Water Theory


If the moon’s surface was composed of waves

the way DaVinci thought,

sun reflecting moon ocean and our dark seas’

slow shadow,

borders might be in temperatures, in currents,

in light—the fish sustaining themselves in the cold rock,

the warped water, our planet at arms-length like a hot pearl.


During red tide, the waves

bring small jellyfish clear as plastic bags.

A lifeguard washes stings with a spray bottle of vinegar.

On Cornish beaches, reports say Legos

wash up since 1997 when a shipment was lost.

Occasionally, a sea monster arrives—

a thirteen foot oarfish, a log covered in goose barnacles.


Third graders learn about the universal solvent.

But there are always exceptions—

during the density experiment—in water,

oil and honey divide into colored rings.

In the Great Salt Lake, some tourists in their hats

bob like corks all day, all day in the green water.


Have you seen the video of the zebra

attacked by the lion?
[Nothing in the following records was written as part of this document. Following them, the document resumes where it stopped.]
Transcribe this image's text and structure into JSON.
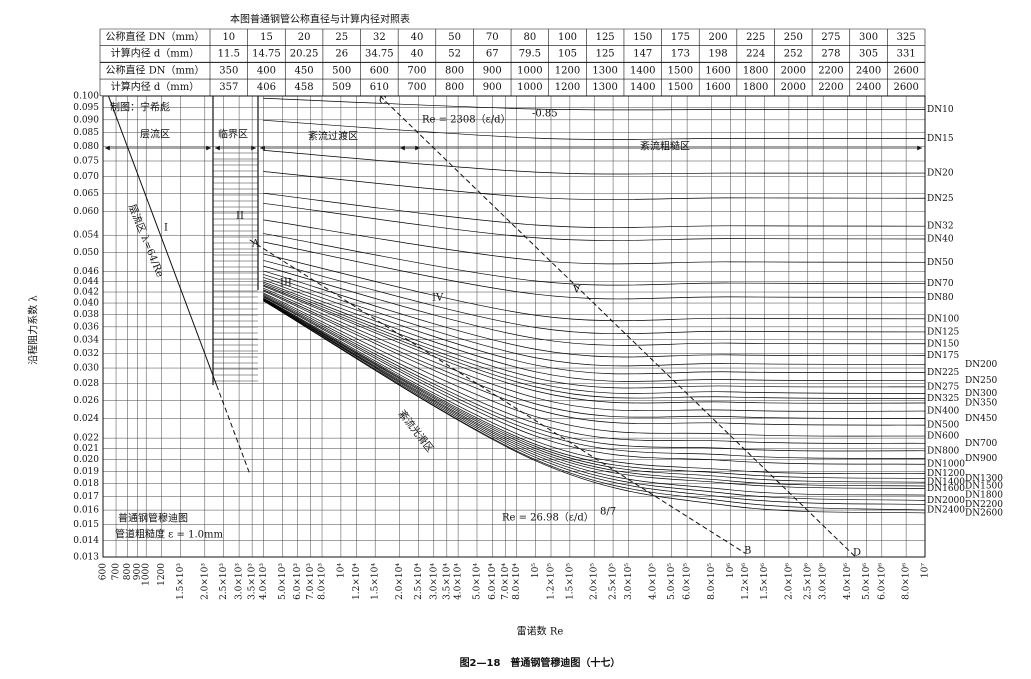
{
  "chart_data": {
    "type": "line",
    "title": "本图普通钢管公称直径与计算内径对照表",
    "x_label": "雷诺数 Re",
    "y_label": "沿程阻力系数 λ",
    "caption": "图2—18　普通钢管穆迪图（十七）",
    "log_x": true,
    "log_y": true,
    "grid": true,
    "color": "#000000",
    "table": {
      "rows": [
        [
          "公称直径 DN（mm）",
          "10",
          "15",
          "20",
          "25",
          "32",
          "40",
          "50",
          "70",
          "80",
          "100",
          "125",
          "150",
          "175",
          "200",
          "225",
          "250",
          "275",
          "300",
          "325"
        ],
        [
          "计算内径 d（mm）",
          "11.5",
          "14.75",
          "20.25",
          "26",
          "34.75",
          "40",
          "52",
          "67",
          "79.5",
          "105",
          "125",
          "147",
          "173",
          "198",
          "224",
          "252",
          "278",
          "305",
          "331"
        ],
        [
          "公称直径 DN（mm）",
          "350",
          "400",
          "450",
          "500",
          "600",
          "700",
          "800",
          "900",
          "1000",
          "1200",
          "1300",
          "1400",
          "1500",
          "1600",
          "1800",
          "2000",
          "2200",
          "2400",
          "2600"
        ],
        [
          "计算内径 d（mm）",
          "357",
          "406",
          "458",
          "509",
          "610",
          "700",
          "800",
          "900",
          "1000",
          "1200",
          "1300",
          "1400",
          "1500",
          "1600",
          "1800",
          "2000",
          "2200",
          "2400",
          "2600"
        ]
      ]
    },
    "xlim": [
      600,
      10000000
    ],
    "ylim": [
      0.013,
      0.1
    ],
    "xticks": [
      600,
      700,
      800,
      900,
      1000,
      1200,
      {
        "value": 1500,
        "label": "1.5×10³"
      },
      {
        "value": 2000,
        "label": "2.0×10³"
      },
      {
        "value": 2500,
        "label": "2.5×10³"
      },
      {
        "value": 3000,
        "label": "3.0×10³"
      },
      {
        "value": 3500,
        "label": "3.5×10³"
      },
      {
        "value": 4000,
        "label": "4.0×10³"
      },
      {
        "value": 5000,
        "label": "5.0×10³"
      },
      {
        "value": 6000,
        "label": "6.0×10³"
      },
      {
        "value": 7000,
        "label": "7.0×10³"
      },
      {
        "value": 8000,
        "label": "8.0×10³"
      },
      {
        "value": 10000,
        "label": "10⁴"
      },
      {
        "value": 12000,
        "label": "1.2×10⁴"
      },
      {
        "value": 15000,
        "label": "1.5×10⁴"
      },
      {
        "value": 20000,
        "label": "2.0×10⁴"
      },
      {
        "value": 25000,
        "label": "2.5×10⁴"
      },
      {
        "value": 30000,
        "label": "3.0×10⁴"
      },
      {
        "value": 35000,
        "label": "3.5×10⁴"
      },
      {
        "value": 40000,
        "label": "4.0×10⁴"
      },
      {
        "value": 50000,
        "label": "5.0×10⁴"
      },
      {
        "value": 60000,
        "label": "6.0×10⁴"
      },
      {
        "value": 70000,
        "label": "7.0×10⁴"
      },
      {
        "value": 80000,
        "label": "8.0×10⁴"
      },
      {
        "value": 100000,
        "label": "10⁵"
      },
      {
        "value": 120000,
        "label": "1.2×10⁵"
      },
      {
        "value": 150000,
        "label": "1.5×10⁵"
      },
      {
        "value": 200000,
        "label": "2.0×10⁵"
      },
      {
        "value": 250000,
        "label": "2.5×10⁵"
      },
      {
        "value": 300000,
        "label": "3.0×10⁵"
      },
      {
        "value": 400000,
        "label": "4.0×10⁵"
      },
      {
        "value": 500000,
        "label": "5.0×10⁵"
      },
      {
        "value": 600000,
        "label": "6.0×10⁵"
      },
      {
        "value": 800000,
        "label": "8.0×10⁵"
      },
      {
        "value": 1000000,
        "label": "10⁶"
      },
      {
        "value": 1200000,
        "label": "1.2×10⁶"
      },
      {
        "value": 1500000,
        "label": "1.5×10⁶"
      },
      {
        "value": 2000000,
        "label": "2.0×10⁶"
      },
      {
        "value": 2500000,
        "label": "2.5×10⁶"
      },
      {
        "value": 3000000,
        "label": "3.0×10⁶"
      },
      {
        "value": 4000000,
        "label": "4.0×10⁶"
      },
      {
        "value": 5000000,
        "label": "5.0×10⁶"
      },
      {
        "value": 6000000,
        "label": "6.0×10⁶"
      },
      {
        "value": 8000000,
        "label": "8.0×10⁶"
      },
      {
        "value": 10000000,
        "label": "10⁷"
      }
    ],
    "yticks": [
      {
        "value": 0.1,
        "label": "0.100"
      },
      0.095,
      {
        "value": 0.09,
        "label": "0.090"
      },
      0.085,
      {
        "value": 0.08,
        "label": "0.080"
      },
      0.075,
      {
        "value": 0.07,
        "label": "0.070"
      },
      0.065,
      {
        "value": 0.06,
        "label": "0.060"
      },
      0.054,
      {
        "value": 0.05,
        "label": "0.050"
      },
      0.046,
      0.044,
      0.042,
      {
        "value": 0.04,
        "label": "0.040"
      },
      0.038,
      0.036,
      0.034,
      0.032,
      {
        "value": 0.03,
        "label": "0.030"
      },
      0.028,
      0.026,
      0.024,
      0.022,
      0.021,
      {
        "value": 0.02,
        "label": "0.020"
      },
      0.019,
      0.018,
      0.017,
      0.016,
      0.015,
      0.014,
      0.013
    ],
    "x": [
      4000,
      100000,
      1000000,
      10000000
    ],
    "series": [
      {
        "name": "DN10",
        "values": [
          0.099,
          0.0944,
          0.0942,
          0.0942
        ]
      },
      {
        "name": "DN15",
        "values": [
          0.0898,
          0.083,
          0.0829,
          0.0829
        ]
      },
      {
        "name": "DN20",
        "values": [
          0.0786,
          0.0714,
          0.0711,
          0.0711
        ]
      },
      {
        "name": "DN25",
        "values": [
          0.0716,
          0.0638,
          0.0637,
          0.0636
        ]
      },
      {
        "name": "DN32",
        "values": [
          0.065,
          0.0565,
          0.0563,
          0.0562
        ]
      },
      {
        "name": "DN40",
        "values": [
          0.0622,
          0.0534,
          0.0532,
          0.0531
        ]
      },
      {
        "name": "DN50",
        "values": [
          0.0578,
          0.0483,
          0.048,
          0.0479
        ]
      },
      {
        "name": "DN70",
        "values": [
          0.0544,
          0.0441,
          0.0437,
          0.0436
        ]
      },
      {
        "name": "DN80",
        "values": [
          0.0524,
          0.0416,
          0.0411,
          0.041
        ]
      },
      {
        "name": "DN100",
        "values": [
          0.0497,
          0.0379,
          0.0374,
          0.0373
        ]
      },
      {
        "name": "DN125",
        "values": [
          0.0483,
          0.0359,
          0.0353,
          0.0352
        ]
      },
      {
        "name": "DN150",
        "values": [
          0.0471,
          0.0342,
          0.0335,
          0.0334
        ]
      },
      {
        "name": "DN175",
        "values": [
          0.0461,
          0.0326,
          0.0318,
          0.0317
        ]
      },
      {
        "name": "DN200",
        "values": [
          0.0454,
          0.0314,
          0.0306,
          0.0305
        ]
      },
      {
        "name": "DN225",
        "values": [
          0.0448,
          0.0304,
          0.0295,
          0.0294
        ]
      },
      {
        "name": "DN250",
        "values": [
          0.0443,
          0.0295,
          0.0285,
          0.0284
        ]
      },
      {
        "name": "DN275",
        "values": [
          0.0439,
          0.0287,
          0.0277,
          0.0276
        ]
      },
      {
        "name": "DN300",
        "values": [
          0.0436,
          0.0281,
          0.027,
          0.0268
        ]
      },
      {
        "name": "DN325",
        "values": [
          0.0433,
          0.0276,
          0.0264,
          0.0262
        ]
      },
      {
        "name": "DN350",
        "values": [
          0.0431,
          0.0271,
          0.0258,
          0.0257
        ]
      },
      {
        "name": "DN400",
        "values": [
          0.0427,
          0.0263,
          0.0249,
          0.0248
        ]
      },
      {
        "name": "DN450",
        "values": [
          0.0424,
          0.0256,
          0.0242,
          0.024
        ]
      },
      {
        "name": "DN500",
        "values": [
          0.0422,
          0.025,
          0.0235,
          0.0233
        ]
      },
      {
        "name": "DN600",
        "values": [
          0.0418,
          0.0242,
          0.0224,
          0.0222
        ]
      },
      {
        "name": "DN700",
        "values": [
          0.0416,
          0.0235,
          0.0217,
          0.0215
        ]
      },
      {
        "name": "DN800",
        "values": [
          0.0414,
          0.023,
          0.021,
          0.0208
        ]
      },
      {
        "name": "DN900",
        "values": [
          0.0412,
          0.0226,
          0.0204,
          0.0201
        ]
      },
      {
        "name": "DN1000",
        "values": [
          0.0411,
          0.0222,
          0.0199,
          0.0196
        ]
      },
      {
        "name": "DN1200",
        "values": [
          0.0409,
          0.0217,
          0.0191,
          0.0188
        ]
      },
      {
        "name": "DN1300",
        "values": [
          0.0408,
          0.0214,
          0.0188,
          0.0184
        ]
      },
      {
        "name": "DN1400",
        "values": [
          0.0407,
          0.0212,
          0.0185,
          0.0181
        ]
      },
      {
        "name": "DN1500",
        "values": [
          0.0407,
          0.021,
          0.0182,
          0.0178
        ]
      },
      {
        "name": "DN1600",
        "values": [
          0.0406,
          0.0208,
          0.018,
          0.0176
        ]
      },
      {
        "name": "DN1800",
        "values": [
          0.0405,
          0.0206,
          0.0175,
          0.0171
        ]
      },
      {
        "name": "DN2000",
        "values": [
          0.0405,
          0.0204,
          0.0172,
          0.0167
        ]
      },
      {
        "name": "DN2200",
        "values": [
          0.0404,
          0.0202,
          0.0169,
          0.0164
        ]
      },
      {
        "name": "DN2400",
        "values": [
          0.0404,
          0.02,
          0.0166,
          0.016
        ]
      },
      {
        "name": "DN2600",
        "values": [
          0.0404,
          0.0199,
          0.0163,
          0.0158
        ]
      }
    ],
    "reference_lines": [
      {
        "x": [
          640,
          2300
        ],
        "values": [
          0.1,
          0.0278
        ],
        "dashed": false
      },
      {
        "x": [
          2300,
          3400
        ],
        "values": [
          0.0278,
          0.0188
        ],
        "dashed": true
      },
      {
        "x": [
          3400,
          1200000
        ],
        "values": [
          0.0529,
          0.0132
        ],
        "dashed": true
      },
      {
        "x": [
          15900,
          4400000
        ],
        "values": [
          0.1,
          0.013
        ],
        "dashed": true
      }
    ],
    "annotations": [
      "制图：宁希彪",
      "层流区",
      "临界区",
      "紊流过渡区",
      "紊流粗糙区",
      "I",
      "II",
      "III",
      "IV",
      "V",
      "A",
      "B",
      "C",
      "D",
      "层流区 λ=64/Re",
      "紊流光滑区",
      "Re = 2308（ε/d）",
      "-0.85",
      "Re = 26.98（ε/d）",
      "8/7",
      "普通钢管穆迪图",
      "管道粗糙度 ε = 1.0mm"
    ]
  }
}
The lion clamps on the zebra’s neck.

The zebra lowers her further into water.

Out of breath, the lion must let go.

What else might collect in water?

In paintings, Monet’s bridge over the lily pond—

a dark curve in reflection. In Sunrise, his bay—dashes,

blue and orange on a wash of faded violet.

Jacqueline Balderrama

Jacqueline Balderrama is an MFA candidate in poetry at Arizona State University where she teaches and serves as Poetry Editor for Hayden’s Ferry Review and Iron City Magazine. Her poems have been nominated for the Pushcart Prize and are forthcoming in Blackbird and Cream City Review.